Unable to do New. That is the problem of this 2020. Everything is new and yet everything is similar. It is as if we stepped into a New universe and the geography is both distorted and recognizable. Everything is half a bubble off plumb. 

Writers employ this “half-bubble off plumb” technique often. We have to, because the universes we create on the page exist for us, they are at once familiar and/or skewed from the reality of everyday even if they are about the everyday. Sci-fi, fantasy, and notably dystopian writers, use this technique when they world build: Margaret Atwood readily admits that everything in The Handmaid’s Tale is taken from history or the present and twisted just enough so it is eerily familiar but also not the same. In Atwood’s own words it was part of her plan.

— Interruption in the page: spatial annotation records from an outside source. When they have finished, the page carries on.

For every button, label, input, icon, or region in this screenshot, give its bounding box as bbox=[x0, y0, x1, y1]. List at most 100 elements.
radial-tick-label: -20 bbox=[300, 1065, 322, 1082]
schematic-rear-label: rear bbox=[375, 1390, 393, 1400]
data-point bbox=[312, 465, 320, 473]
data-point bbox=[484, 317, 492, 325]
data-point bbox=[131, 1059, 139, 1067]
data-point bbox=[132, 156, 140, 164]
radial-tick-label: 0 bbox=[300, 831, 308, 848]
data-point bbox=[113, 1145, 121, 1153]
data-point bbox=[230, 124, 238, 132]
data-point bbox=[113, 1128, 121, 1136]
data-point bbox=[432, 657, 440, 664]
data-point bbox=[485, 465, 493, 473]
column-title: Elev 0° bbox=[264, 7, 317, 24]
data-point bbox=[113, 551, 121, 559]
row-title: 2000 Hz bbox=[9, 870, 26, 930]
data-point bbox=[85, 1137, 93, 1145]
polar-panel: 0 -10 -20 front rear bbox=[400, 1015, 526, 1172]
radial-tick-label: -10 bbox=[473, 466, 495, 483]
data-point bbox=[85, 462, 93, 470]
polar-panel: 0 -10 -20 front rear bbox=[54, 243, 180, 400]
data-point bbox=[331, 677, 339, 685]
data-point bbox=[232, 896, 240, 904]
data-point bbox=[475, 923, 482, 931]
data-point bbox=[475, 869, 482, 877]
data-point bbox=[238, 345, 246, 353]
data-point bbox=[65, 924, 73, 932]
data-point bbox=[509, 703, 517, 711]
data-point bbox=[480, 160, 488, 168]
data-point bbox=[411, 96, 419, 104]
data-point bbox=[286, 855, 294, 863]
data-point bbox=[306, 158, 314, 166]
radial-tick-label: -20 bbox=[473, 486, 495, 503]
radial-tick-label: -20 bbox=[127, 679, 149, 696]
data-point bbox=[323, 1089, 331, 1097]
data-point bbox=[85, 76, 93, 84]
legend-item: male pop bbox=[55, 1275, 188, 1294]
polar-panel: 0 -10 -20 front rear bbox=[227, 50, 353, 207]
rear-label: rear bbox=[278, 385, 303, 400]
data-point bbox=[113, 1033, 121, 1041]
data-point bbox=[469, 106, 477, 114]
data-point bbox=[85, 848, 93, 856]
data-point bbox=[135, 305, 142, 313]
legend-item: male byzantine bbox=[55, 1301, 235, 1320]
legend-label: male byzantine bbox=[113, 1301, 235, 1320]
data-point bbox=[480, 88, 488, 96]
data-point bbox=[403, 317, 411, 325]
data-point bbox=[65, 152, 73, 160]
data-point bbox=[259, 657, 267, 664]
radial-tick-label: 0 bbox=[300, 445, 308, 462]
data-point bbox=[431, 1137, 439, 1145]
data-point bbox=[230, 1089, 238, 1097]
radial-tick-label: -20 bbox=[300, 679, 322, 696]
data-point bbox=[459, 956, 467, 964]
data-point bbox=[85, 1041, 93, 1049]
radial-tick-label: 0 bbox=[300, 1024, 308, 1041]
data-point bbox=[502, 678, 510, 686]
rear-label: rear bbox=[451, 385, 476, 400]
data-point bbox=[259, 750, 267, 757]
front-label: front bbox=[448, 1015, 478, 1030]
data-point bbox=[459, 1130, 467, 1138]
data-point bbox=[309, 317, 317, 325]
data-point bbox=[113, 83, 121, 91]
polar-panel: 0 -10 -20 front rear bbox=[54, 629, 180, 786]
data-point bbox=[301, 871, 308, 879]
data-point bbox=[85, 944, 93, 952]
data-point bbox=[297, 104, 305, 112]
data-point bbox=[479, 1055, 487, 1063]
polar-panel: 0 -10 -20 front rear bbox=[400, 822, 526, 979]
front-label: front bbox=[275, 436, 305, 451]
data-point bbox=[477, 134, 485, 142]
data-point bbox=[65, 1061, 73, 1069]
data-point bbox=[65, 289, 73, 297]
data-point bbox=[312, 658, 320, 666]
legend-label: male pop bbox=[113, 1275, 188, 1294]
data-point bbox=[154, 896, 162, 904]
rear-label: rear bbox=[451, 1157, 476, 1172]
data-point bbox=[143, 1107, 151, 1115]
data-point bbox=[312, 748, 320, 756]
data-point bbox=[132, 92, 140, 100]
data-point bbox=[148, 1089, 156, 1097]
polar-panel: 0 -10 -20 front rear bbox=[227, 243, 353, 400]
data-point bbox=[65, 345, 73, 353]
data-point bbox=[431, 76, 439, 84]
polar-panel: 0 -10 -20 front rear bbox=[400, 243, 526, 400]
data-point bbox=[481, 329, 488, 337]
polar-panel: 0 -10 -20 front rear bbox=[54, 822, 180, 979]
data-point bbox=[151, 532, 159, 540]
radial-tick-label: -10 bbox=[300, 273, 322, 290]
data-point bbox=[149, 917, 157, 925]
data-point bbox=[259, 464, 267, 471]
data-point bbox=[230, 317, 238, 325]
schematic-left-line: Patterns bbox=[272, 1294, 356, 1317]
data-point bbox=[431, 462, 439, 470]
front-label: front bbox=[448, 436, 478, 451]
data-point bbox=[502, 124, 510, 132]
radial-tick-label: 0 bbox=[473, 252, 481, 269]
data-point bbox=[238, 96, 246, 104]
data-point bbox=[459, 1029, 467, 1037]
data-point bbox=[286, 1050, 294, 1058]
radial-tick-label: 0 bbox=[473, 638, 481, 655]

“I made a rule for myself: I would not include anything that human beings had not already done in some other place or time, or for which the technology did not already exist. I did not wish to be accused of dark, twisted inventions, or of misrepresenting the human potential for deplorable behavior. The group-activated hangings, the tearing apart of human beings, the clothing specific to castes and classes, the forced childbearing and the appropriation of the results, the children stolen by regimes and placed for upbringing with high-ranking officials, the forbidding of literacy, the denial of property rights—all had precedents, and many of these were to be found, not in other cultures and religions, but within Western society, and within the “Christian” tradition itself.” Atwood uses “Christian” in quotes because the atrocities christianity has committed in the name of being christian she believes the namesake would find offensive. (Atwood, LitHub)

In my family’s present universe:

We kick this idea of a movie that is not New around. We really should watch something new, after all Life is marching forward, right? But maybe we should save the new movie for later, for when there aren’t any new movies, because everything has stopped. We decide on something we’ve already seen, The Tourist with Johnny Depp and Angelina Jolie. To restore or maybe to preserve the balance in this current unbalanced universe, we opt for the movie we’ve already seen. We opt for what we know, even if by knowing the surprise twist because we’ve seen it before renders it not a complete surprise. Even if by knowing, it is just enough to know how we feel without questioning how we should feel about a new movie in this new world of unknowing. 

In that other multiple universe, the one where we choose the new movie and see it at a theatre, and my daughter is so moved she dabs her eyes and my youngest daughter is quiet on the way home, thinking as we walk when my  husband says, to no one in particular, “That was nice. Wasn’t it?” I am not sure how to answer him because I’m not sure what version of myself I am. So I just nod but perhaps I shake my head, or shrug my shoulders. 

But tonight, after the Tourist, when I walked the dogs with my husband and he said: “That was pretty good, huh? Even though we’ve seen it before.” Tonight, I tilt my head back and look at the stars that are still in their place and I find the Big Dipper. Tonight, I agreed. Maybe it is enough that string theory allows for multiple universes, even if a Grander Multiverse is just a possibility. It is the possibility that gives me comfort, because there is hope we can get it right, after all anything is possible.